Consider ideals of the ring $\frac{F[x]}{x^n-1}$ where $F$ is an arbitrary finite field.
Suppose $g(x) | (x^n-1)$ and $f(x) | (x^n-1)$ . Also suppose $A = \left <g(x)\right>$ be the ideal that is generated by $g(x)$ and $B = \left<f(x)\right>$ be the ideal that is generated by $f(x)$ and $C =\left <g(x)\right> + \left<f(x)\right>$. Now find $h(x)$ such that $C= \left<h(x)\right>$.

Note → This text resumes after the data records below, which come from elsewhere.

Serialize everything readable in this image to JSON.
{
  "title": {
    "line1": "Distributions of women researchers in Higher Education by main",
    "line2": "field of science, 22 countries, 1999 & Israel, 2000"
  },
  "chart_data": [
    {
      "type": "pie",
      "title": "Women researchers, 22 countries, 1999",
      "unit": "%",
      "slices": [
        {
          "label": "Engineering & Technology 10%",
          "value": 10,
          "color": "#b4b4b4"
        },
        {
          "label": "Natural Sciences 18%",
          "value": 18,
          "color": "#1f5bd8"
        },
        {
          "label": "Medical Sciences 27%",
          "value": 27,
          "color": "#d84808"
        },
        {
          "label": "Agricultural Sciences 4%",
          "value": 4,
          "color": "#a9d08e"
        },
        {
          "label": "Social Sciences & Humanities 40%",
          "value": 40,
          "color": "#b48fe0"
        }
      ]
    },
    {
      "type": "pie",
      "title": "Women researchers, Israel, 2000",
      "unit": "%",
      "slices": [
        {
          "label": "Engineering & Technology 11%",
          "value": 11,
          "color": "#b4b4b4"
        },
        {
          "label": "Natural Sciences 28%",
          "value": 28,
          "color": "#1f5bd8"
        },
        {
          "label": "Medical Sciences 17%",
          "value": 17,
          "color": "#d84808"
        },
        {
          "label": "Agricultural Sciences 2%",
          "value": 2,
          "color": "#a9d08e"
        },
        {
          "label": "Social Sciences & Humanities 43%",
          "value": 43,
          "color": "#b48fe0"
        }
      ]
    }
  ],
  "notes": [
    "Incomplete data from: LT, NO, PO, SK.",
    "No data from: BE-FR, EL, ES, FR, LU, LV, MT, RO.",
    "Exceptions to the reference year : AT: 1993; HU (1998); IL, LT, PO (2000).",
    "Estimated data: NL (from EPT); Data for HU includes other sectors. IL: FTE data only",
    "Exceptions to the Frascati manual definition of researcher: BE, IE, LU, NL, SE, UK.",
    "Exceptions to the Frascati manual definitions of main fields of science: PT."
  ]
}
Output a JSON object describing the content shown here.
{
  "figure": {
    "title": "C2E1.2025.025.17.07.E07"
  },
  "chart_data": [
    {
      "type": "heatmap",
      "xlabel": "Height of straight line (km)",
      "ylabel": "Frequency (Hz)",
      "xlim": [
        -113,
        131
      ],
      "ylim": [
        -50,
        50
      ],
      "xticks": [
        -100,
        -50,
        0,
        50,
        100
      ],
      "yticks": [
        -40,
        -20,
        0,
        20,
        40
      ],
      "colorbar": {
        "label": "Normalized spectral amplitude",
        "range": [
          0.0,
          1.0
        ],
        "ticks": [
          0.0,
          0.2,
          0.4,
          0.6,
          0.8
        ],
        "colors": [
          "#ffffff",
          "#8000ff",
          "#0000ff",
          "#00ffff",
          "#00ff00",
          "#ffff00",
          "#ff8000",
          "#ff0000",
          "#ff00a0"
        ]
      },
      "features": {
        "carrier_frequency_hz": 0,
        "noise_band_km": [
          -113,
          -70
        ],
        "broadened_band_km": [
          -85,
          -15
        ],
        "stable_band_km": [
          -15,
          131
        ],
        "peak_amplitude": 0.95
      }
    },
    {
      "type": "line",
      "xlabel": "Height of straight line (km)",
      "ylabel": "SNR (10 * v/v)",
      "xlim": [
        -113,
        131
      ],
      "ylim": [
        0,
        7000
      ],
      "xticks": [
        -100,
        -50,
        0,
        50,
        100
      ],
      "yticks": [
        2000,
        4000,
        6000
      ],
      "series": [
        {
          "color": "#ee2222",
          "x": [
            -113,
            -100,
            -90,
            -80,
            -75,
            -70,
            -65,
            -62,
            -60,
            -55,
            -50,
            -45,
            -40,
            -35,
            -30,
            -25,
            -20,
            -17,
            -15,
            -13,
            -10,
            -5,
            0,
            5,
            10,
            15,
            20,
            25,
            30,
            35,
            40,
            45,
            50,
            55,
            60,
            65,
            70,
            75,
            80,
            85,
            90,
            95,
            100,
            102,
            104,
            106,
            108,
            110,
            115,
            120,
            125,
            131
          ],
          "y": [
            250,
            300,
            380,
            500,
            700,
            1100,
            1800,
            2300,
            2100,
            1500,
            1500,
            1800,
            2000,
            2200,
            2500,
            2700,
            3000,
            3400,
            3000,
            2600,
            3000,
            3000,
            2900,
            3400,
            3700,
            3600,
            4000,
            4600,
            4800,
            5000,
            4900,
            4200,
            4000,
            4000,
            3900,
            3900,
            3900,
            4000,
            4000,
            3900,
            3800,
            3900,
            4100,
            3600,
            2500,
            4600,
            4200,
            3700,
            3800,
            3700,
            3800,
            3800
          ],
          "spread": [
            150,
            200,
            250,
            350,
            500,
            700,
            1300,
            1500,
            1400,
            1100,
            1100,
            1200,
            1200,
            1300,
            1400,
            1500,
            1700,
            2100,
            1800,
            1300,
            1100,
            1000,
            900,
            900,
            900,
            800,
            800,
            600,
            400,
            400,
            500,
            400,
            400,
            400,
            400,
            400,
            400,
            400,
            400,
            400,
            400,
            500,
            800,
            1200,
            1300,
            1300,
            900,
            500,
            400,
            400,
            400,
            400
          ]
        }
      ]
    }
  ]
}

hint = I think $h(x) = f(x) +g(x)+f(x)g(x)$ and I proved $\left<f(x) +g(x)+f(x)g(x)\right> \subseteq C$
If $h(x) = gcd (f(x),g(x))$ and $c \in < f(x) > +< g(x) > $ we have $c \in < h(x) > $ because $$c= a(x)f(x)+b(x)g(x)$$ for some $a(x)$ and $b(x)$ and then exist a $k(x)$ such that $c= k(x)h(x)$. And also $< h(x) > \subset < f(x) > +< g(x) >$ because exist a linear combination of $ f(x), g(x) $ such that $h(x)= t(x)f(x) +s(x)g(x) $ so if $c \in h(x)$ then exist $l(x)$ such that $c= l(x)t(x)f(x)+l(x)s(x)g(x)$ and so we have $$< h(x) > = < f(x) > +< g(x) >$$